Hand Tools Archive

Subject:
perception of penetration?

David Weaver
Only wiley's prodding a few months ago forced me to measure my primary bevel (grinder rest being set at 90 degrees, and then freehanding from there, I have no clue and have just come to the shallower primary out of laziness).

The edge holds up better on my chisels than 28 or 30 degrees flat primary did, but with a very shallow primary, there is less resistance from the cut. Enough less that it's easy to take something like a harbor freight chisel and do the same cut that will neptune showed with his very long primary chisel.

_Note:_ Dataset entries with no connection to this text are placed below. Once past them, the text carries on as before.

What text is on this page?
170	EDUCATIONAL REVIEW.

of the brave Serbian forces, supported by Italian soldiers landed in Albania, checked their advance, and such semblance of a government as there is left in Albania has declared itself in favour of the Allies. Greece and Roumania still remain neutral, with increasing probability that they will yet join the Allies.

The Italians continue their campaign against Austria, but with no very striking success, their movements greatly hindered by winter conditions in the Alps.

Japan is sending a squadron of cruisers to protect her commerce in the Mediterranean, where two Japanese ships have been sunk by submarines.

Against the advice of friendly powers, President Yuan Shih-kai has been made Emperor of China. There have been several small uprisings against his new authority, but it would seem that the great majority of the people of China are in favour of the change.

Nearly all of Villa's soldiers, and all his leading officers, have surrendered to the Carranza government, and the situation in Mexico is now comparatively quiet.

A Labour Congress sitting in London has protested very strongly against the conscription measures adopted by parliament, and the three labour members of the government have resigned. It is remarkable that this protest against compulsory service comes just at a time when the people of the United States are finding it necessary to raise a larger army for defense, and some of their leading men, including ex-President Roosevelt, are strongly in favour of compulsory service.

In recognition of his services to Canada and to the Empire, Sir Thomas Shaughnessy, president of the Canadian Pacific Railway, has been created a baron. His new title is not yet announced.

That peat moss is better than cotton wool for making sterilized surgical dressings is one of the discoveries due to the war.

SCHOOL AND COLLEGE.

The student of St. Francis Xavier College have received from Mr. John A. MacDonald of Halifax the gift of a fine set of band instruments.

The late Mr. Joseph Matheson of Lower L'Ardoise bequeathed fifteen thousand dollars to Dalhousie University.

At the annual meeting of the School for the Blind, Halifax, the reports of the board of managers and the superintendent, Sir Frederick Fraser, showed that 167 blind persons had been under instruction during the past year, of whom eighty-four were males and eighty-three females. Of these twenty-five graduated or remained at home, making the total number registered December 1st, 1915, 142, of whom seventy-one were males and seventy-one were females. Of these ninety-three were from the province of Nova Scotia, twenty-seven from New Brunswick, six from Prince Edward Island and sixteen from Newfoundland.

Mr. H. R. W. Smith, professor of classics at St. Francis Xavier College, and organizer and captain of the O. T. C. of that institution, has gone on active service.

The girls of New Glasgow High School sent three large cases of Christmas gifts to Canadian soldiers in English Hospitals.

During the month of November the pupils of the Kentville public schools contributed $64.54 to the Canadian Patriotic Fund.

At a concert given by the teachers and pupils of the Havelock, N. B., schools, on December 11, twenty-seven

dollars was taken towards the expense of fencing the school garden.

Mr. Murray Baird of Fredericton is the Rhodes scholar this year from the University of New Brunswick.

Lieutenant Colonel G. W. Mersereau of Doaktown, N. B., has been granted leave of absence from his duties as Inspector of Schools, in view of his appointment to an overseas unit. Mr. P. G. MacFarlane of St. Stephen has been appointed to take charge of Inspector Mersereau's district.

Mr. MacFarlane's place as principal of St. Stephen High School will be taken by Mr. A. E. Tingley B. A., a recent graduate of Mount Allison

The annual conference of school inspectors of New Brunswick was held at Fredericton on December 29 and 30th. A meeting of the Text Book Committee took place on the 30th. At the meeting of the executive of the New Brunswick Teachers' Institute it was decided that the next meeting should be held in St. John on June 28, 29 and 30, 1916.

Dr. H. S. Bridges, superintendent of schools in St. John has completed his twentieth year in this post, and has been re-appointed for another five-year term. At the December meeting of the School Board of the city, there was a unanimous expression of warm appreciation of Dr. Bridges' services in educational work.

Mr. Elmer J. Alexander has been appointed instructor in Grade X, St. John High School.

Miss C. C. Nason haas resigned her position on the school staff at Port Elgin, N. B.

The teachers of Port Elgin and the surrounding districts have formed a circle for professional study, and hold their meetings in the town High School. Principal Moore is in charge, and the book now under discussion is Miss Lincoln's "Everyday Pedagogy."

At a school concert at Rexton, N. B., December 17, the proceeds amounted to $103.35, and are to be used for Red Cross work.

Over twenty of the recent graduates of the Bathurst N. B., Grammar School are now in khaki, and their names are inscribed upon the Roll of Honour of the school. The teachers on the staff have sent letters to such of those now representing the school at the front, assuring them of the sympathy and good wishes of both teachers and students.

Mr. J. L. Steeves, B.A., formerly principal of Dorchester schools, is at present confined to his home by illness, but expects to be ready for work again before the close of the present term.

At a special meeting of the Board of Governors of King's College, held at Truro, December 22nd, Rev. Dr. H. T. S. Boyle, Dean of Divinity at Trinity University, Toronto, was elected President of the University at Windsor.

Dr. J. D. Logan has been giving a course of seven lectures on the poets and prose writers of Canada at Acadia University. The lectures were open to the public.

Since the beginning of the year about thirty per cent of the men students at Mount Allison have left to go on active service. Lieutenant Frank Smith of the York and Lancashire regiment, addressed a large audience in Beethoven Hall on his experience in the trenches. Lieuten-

I cut all of the shoulders to the line (I have always done them previously malleting) and none were chased appreciably low (as you're aware, if you use a more blunt edge, even paring with a narrow chisel, the marked line will get chased back and perhaps unevenly. not a lot, but it's annoying).

The harbor freight chisels are the same thing that aldi markets. They're tolerable. They are probably in the ballpark of robt. sorby chisels, but not nearly as pretty.

Somewhere in the past, I did something similar on one of the newer buck chisels that I ground the corners off of to go straight in to the end on half blinds, and then liked that chisel, too, better than the purpose made skews that I had, so I sold those.

...forgetting the main question here, though. I never noticed a significant increase in resistance other than the first trials, like mortising cocobolo in the smoother I've showed pictures of. I made a stanley fairly blunt and it held up well. When you're mortising a plane, the bevel gets to a cutoff point in cocobolo where it gets steep enough that it will shoot the chips out of the mortise instead of laying them over. I don't usually do that. Other than that instance, never noticed the extra resistance. The fact that the edge stays ideal through work would suggest less average resistance, anyway, even if initial was a tiny bit more.

What did you notice in terms of cut resistance?